Numbers are convincing, and stories are compelling.  Together they are a winning combination. Let’s get smarter about how to do both pieces of the equation.

  1. Investment in data systems is for the long-term, not a one-off. Collaboration between donors will lead to faster, better coordinated efforts. Donor efforts of two years, even five years don’t meet the long-term needs. Capacity building is a process and its strategy needs to be targeted, and should start to move from the supply side to the demand side.

As Oliver Chinganya, director of the African Centre for Statistics at the United Nations Economic Commission for Africa (UNECA) said during the Forum, the field is crowded with short-term bilateral and multi-lateral capacity building, but the resident capacity builders – the African universities and organizations, need funding to do the ongoing technical assistance and capacity building. NSOs also must have a retention strategy for keeping their talent to protect their investments in human capital.

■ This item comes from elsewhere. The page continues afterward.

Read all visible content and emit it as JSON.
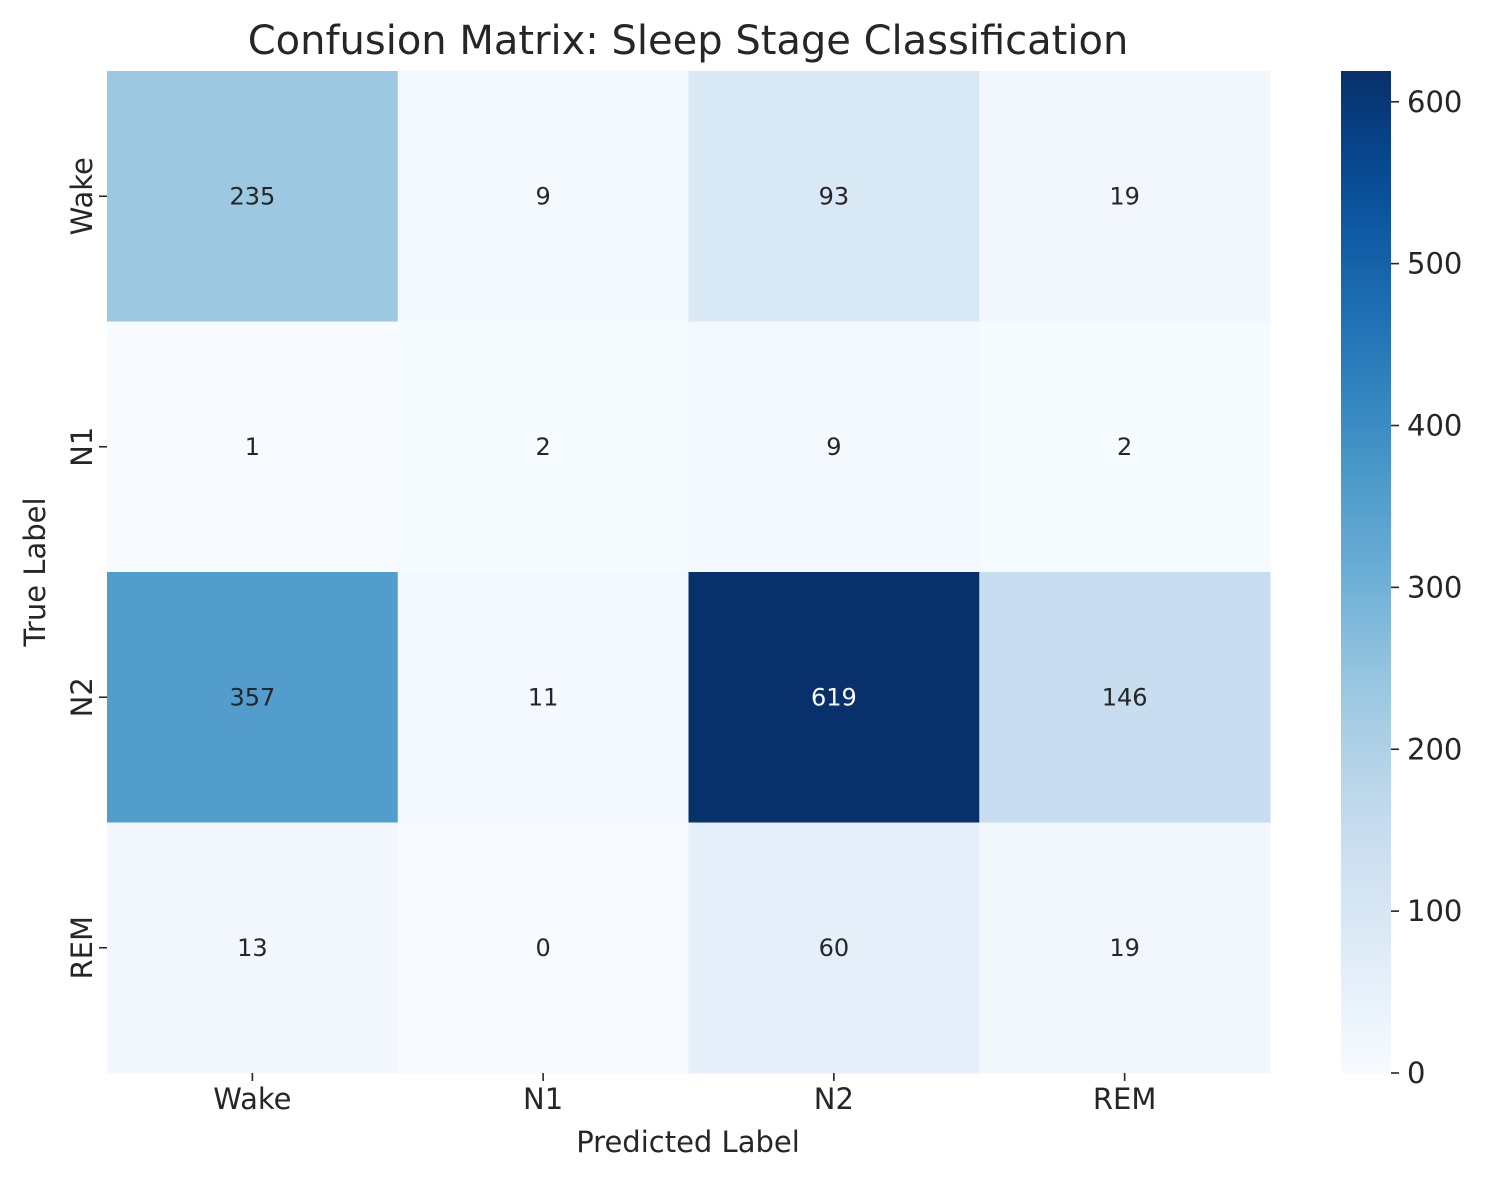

Dr. Albina Chuwa, the director general of Tanzania’s National Bureau of Statistics, said the emphasis must be on improving existing systems, not inventing new ones, for cost and efficiency’s sakes. This practical idea means that in some contexts, incremental progress is more feasible than a full “revolution”.

Country champions – including the leadership of DGs and SGs—have to fight for the prioritization of country investment as a priority. The time is now.

It all boils down to political will, especially on prioritizing national investment in its statistical systems. Political will, leadership, and values all go hand-in-hand, and these are essential for action on development, data and statistics, and others critical issues facing countries.

Throughout the Forum, it was clear that the voice of users of data and statistics was very under-represented. In workshops on data advocacy and partnering with think tanks, both NSOs as well as think tanks articulated that want their research to be used more.

At the next Forum, including a track on improving linkages with users and improving the demand side of the data equation will be imperative to help ensure that data and statistics don’t die in an echo chamber, but live a fruitful life in real-world decision making.